Defending the contributions successful Americans make to society, Cooperman wrote, “For you to suggest that capitalism is a dirty word and that these people, as a group, are ingrates who didn’t earn their riches through strenuous effort and (in many cases) paradigm-shifting insights, and now don’t pull their weight societally indicates that you either are grossly uninformed or are knowingly warping the facts for narrow political gain.”

Cooperman, whose net worth is estimated at more than $3 billion, also wrote, “As a result of my good fortune, I have been able to donate in philanthropy many times more than I have spent on myself over a lifetime, and I am not finished; I have subscribed to the Buffett/Gates Giving Pledge to ensure that my money, properly stewarded, continues to do some good after I’m gone.”
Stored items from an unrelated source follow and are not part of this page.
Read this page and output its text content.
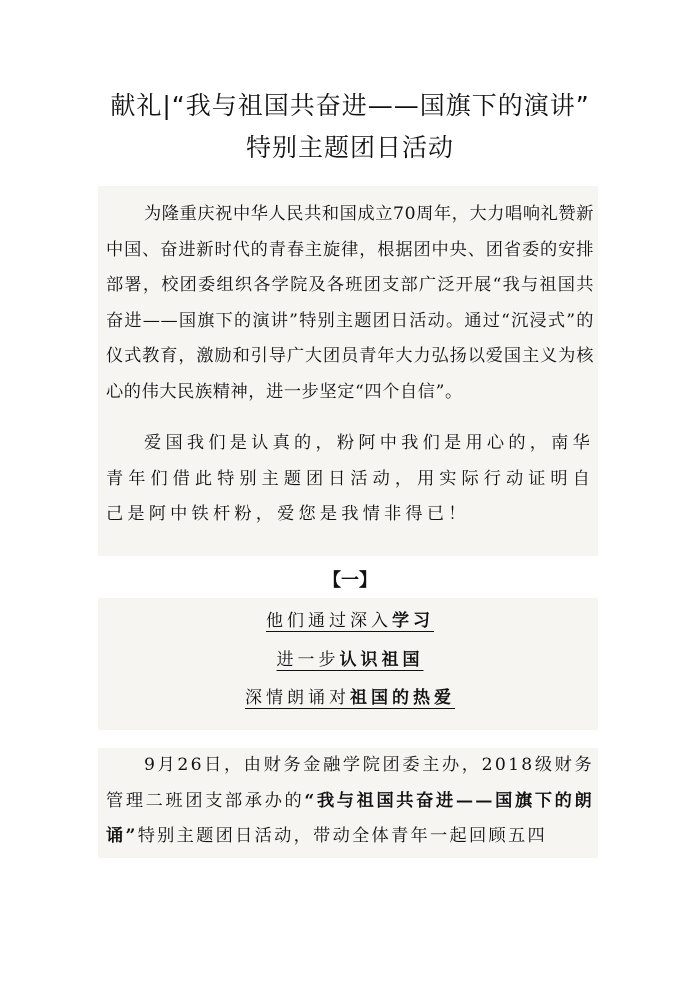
献礼|“我与祖国共奋进——国旗下的演讲”
特别主题团日活动
为隆重庆祝中华人民共和国成立70周年，大力唱响礼赞新中国、奋进新时代的青春主旋律，根据团中央、团省委的安排部署，校团委组织各学院及各班团支部广泛开展“我与祖国共奋进——国旗下的演讲”特别主题团日活动。通过“沉浸式”的仪式教育，激励和引导广大团员青年大力弘扬以爱国主义为核心的伟大民族精神，进一步坚定“四个自信”。
爱国我们是认真的，粉阿中我们是用心的，南华青年们借此特别主题团日活动，用实际行动证明自己是阿中铁杆粉，爱您是我情非得已！
【一】
他们通过深入学习
进一步认识祖国
深情朗诵对祖国的热爱
9月26日，由财务金融学院团委主办，2018级财务管理二班团支部承办的“我与祖国共奋进——国旗下的朗诵”特别主题团日活动，带动全体青年一起回顾五四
The Giving Pledge, created by Bill Gates and his wife Melinda Gates and Warren Buffett, invites the ultra-wealthy to give away more than half of their fortunes to help society.

Warren responded to Cooperman’s letter in a tweet, saying: “Leon is wrong,” adding the investor “can and should pitch in more.”

Last week, in a Politico interview, Cooperman unloaded on Warren’s bash-the-rich rhetoric. “What is wrong with billionaires? You can become a billionaire by developing products and services that people will pay for,” he told the website Politico. “I believe in a progressive income tax and the rich paying more. But this is the f—–g American dream she is s——g on.”

On CNBC last month, Cooperman said, “If Elizabeth Warren is elected president, in my opinion, the market drops 25%.” Cooperman’s concern about the senator’s policies highlights the angst that Cramer first described in September that he was hearing from executives on Wall Street and in corporate America about a Warren presidency.